DocumentProcessingConfig

Document processing configuration.

KEY TYPE Description
documentType DocumentType Type of document. Can be one of Text, Tables and Forms, Embedded Images, etc. If not specified, type will be decided automatically.
convertToMarkdown bool Whether to convert extracted text to markdown. Defaults to False. This option only takes effect when extract_bounding_boxes is True.
removeWatermarks bool Whether to remove watermarks. By default, it will be decided automatically based on the OCR mode and the document type. This option only takes effect when extract_bounding_boxes is True.
highlightRelevantText bool Whether to extract bounding boxes and highlight relevant text in search results. Defaults to False.
maskPii bool Whether to mask personally identifiable information (PII) in the document text/tokens. Defaults to False.
useFullOcr bool Whether to perform full OCR. If True, OCR will be performed on the full page.
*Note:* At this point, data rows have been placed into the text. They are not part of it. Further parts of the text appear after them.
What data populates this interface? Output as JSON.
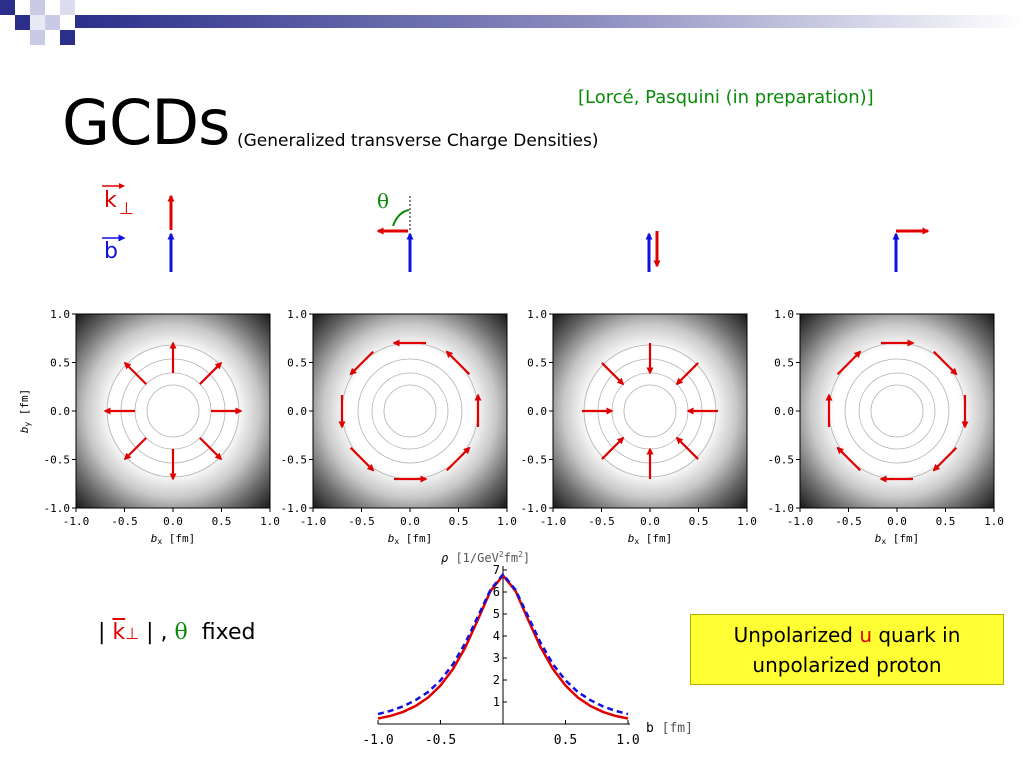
{
  "slide": {
    "title": "GCDs",
    "subtitle": "(Generalized transverse Charge Densities)",
    "citation": "[Lorcé, Pasquini (in preparation)]"
  },
  "legend": {
    "k_symbol": "k",
    "perp_symbol": "⊥",
    "b_symbol": "b",
    "theta_symbol": "θ"
  },
  "fixed_label": {
    "bar_left": "|",
    "k": "k",
    "perp": "⊥",
    "bar_right": "|",
    "comma": ",",
    "theta": "θ",
    "word": "fixed"
  },
  "note": {
    "line1_pre": "Unpolarized ",
    "quark": "u",
    "line1_post": " quark in",
    "line2": "unpolarized proton"
  },
  "colors": {
    "k_arrow": "#e00000",
    "b_arrow": "#1010e0",
    "theta_arc": "#0a8a0a",
    "note_bg": "#ffff33"
  },
  "density_panels": {
    "ticks": [
      "-1.0",
      "-0.5",
      "0.0",
      "0.5",
      "1.0"
    ],
    "xlabel": "b",
    "xlabel_sub": "x",
    "xlabel_unit": "[fm]",
    "ylabel": "b",
    "ylabel_sub": "y",
    "ylabel_unit": "[fm]",
    "panels": [
      {
        "k_direction": "parallel to b",
        "flow": "outward"
      },
      {
        "k_direction": "perpendicular-left of b",
        "flow": "counter-clockwise"
      },
      {
        "k_direction": "antiparallel to b",
        "flow": "inward"
      },
      {
        "k_direction": "perpendicular-right of b",
        "flow": "clockwise"
      }
    ]
  },
  "chart_data": {
    "type": "line",
    "title": "",
    "xlabel": "b",
    "xlabel_unit": "[fm]",
    "ylabel": "ρ",
    "ylabel_unit_text": "[1/GeV",
    "ylabel_unit_sup1": "2",
    "ylabel_unit_mid": "fm",
    "ylabel_unit_sup2": "2",
    "ylabel_unit_end": "]",
    "xlim": [
      -1.0,
      1.0
    ],
    "ylim": [
      0,
      7
    ],
    "x_ticks": [
      "-1.0",
      "-0.5",
      "0.5",
      "1.0"
    ],
    "x_tick_values": [
      -1.0,
      -0.5,
      0.5,
      1.0
    ],
    "y_ticks": [
      "1",
      "2",
      "3",
      "4",
      "5",
      "6",
      "7"
    ],
    "series": [
      {
        "style": "solid",
        "color": "#e00000",
        "x": [
          -1.0,
          -0.9,
          -0.8,
          -0.7,
          -0.6,
          -0.5,
          -0.4,
          -0.3,
          -0.2,
          -0.1,
          0.0,
          0.1,
          0.2,
          0.3,
          0.4,
          0.5,
          0.6,
          0.7,
          0.8,
          0.9,
          1.0
        ],
        "y": [
          0.25,
          0.37,
          0.55,
          0.82,
          1.2,
          1.75,
          2.5,
          3.5,
          4.75,
          6.05,
          6.75,
          6.05,
          4.75,
          3.5,
          2.5,
          1.75,
          1.2,
          0.82,
          0.55,
          0.37,
          0.25
        ]
      },
      {
        "style": "dashed",
        "color": "#1010e0",
        "x": [
          -1.0,
          -0.9,
          -0.8,
          -0.7,
          -0.6,
          -0.5,
          -0.4,
          -0.3,
          -0.2,
          -0.1,
          0.0,
          0.1,
          0.2,
          0.3,
          0.4,
          0.5,
          0.6,
          0.7,
          0.8,
          0.9,
          1.0
        ],
        "y": [
          0.45,
          0.6,
          0.8,
          1.08,
          1.45,
          1.98,
          2.72,
          3.7,
          4.9,
          6.1,
          6.8,
          6.1,
          4.9,
          3.7,
          2.72,
          1.98,
          1.45,
          1.08,
          0.8,
          0.6,
          0.45
        ]
      }
    ]
  }
}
If False, OCR will be performed on the non-text regions only. By default, it will be decided automatically based on the OCR mode and the document type. This option only takes effect when extract_bounding_boxes is True.
extractBoundingBoxes bool Whether to perform OCR and extract bounding boxes. If False, no OCR will be done but only the embedded text from digital documents will be extracted. Defaults to False.
ocrMode OcrMode OCR mode. There are different OCR modes available for different kinds of documents and use cases. This option only takes effect when extract_bounding_boxes is True.
removeHeaderFooter bool Whether to remove headers and footers. Defaults to False. This option only takes effect when extract_bounding_boxes is True.